Most of the code here is what I've discussed before: checking whether the Y coordinate is inside the trapezoid and checking whether the trapezoid starts at this particular pixel. The last line is interesting thoug, as it calculates the set bits purely using arithmetic operations and is therefore very fast. In fact, on a CPU with 64-bit registers it would be trivial to extend this algorithm to use 16 colums per subpixel without a loss in performance.

Another trick I've used in my implenetation is how I've extended the current subpixel mask to a larger integer. It may seem like this requires some complicated arithmetic, but it's in fact possible to do in two arithmetic operations:

    mask = (mask & 0x0101_0101) * 255

That's a bit of magic, but you can see that it works by looking at the four rightmost bits independently:

• For the rightmost 0x01, multiplying it by 255 results in 0xff.
• For the next pixel 0x0100, multiplying it by 255 results in 0xff00.

...and so on for all four bytes. Essentially we're doing a kind of vector operation here, using a plain old multiply instruction. I think that's quite nifty.

More optimizations

There are a number of other optimizations I've used, to make this as fast as possible and not spend any unnecessary cycles on antialiasing.

• I will keep the start and end index to the slice around, so that the code only needs to iterate over edges that apply to a particular pixel. This requires keeping the edge slice sorted, and not having intersecting edges.
• For correctness I need to start the algorithm at the leftmost edge in a scanline, but once all edges have been passed the scanline drawing loop can just stop.
• A common case is a range of pixels that are fully set (no transparency due to antialiasing).

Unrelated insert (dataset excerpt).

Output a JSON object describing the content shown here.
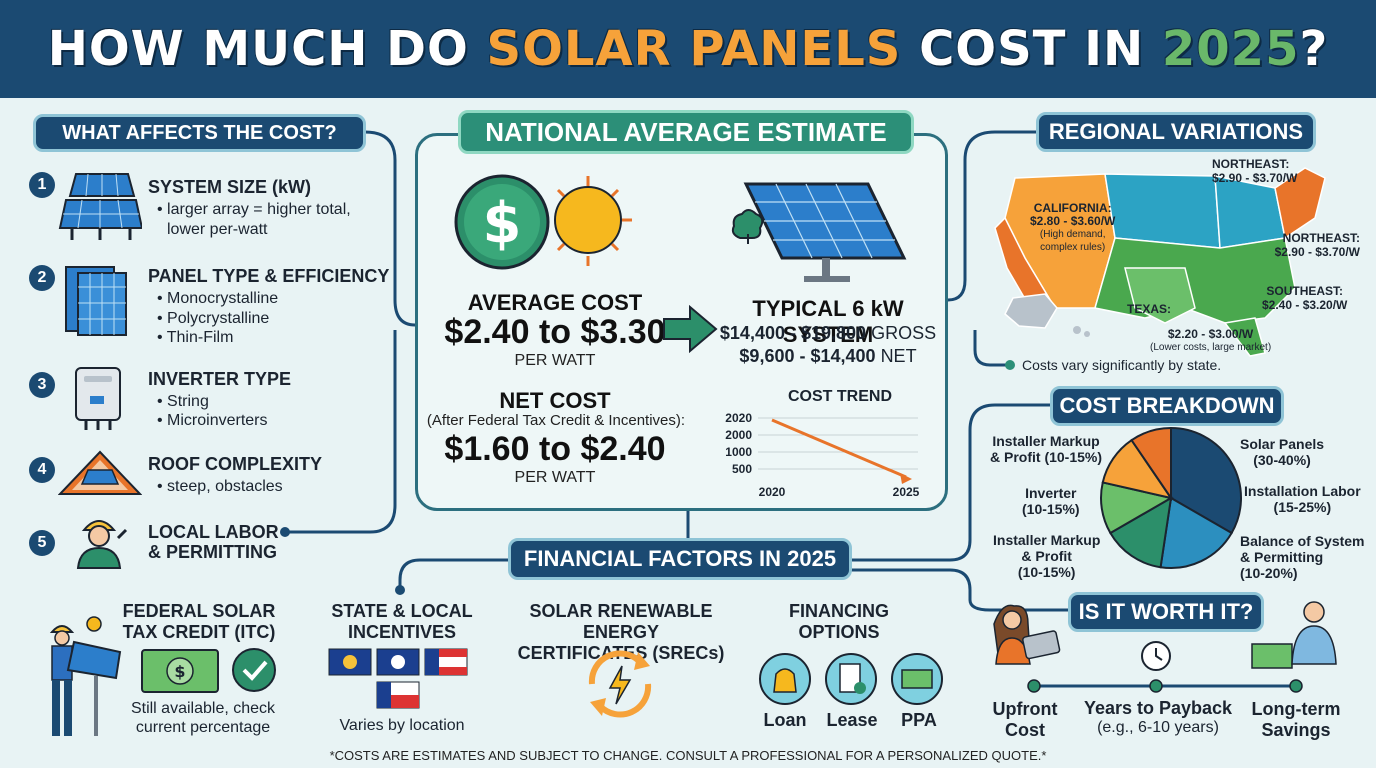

In that case I calculate the next edge intersection on the current scanline and draw the pixels in a loop. This saves a lot of time, probably because such a loop is easy to optimize by the compiler.

Conclusion

That's it! The code is part of TinyGL and you are free to reuse the algorithm however you wish.

Here is an example how it looks:

I wrote this blog post because I couldn't find much information about this subject online, except for that one blog post I mentioned before. I hope this will be useful to some people, especially when it helps them make faster and more beautiful graphics on slow hardware.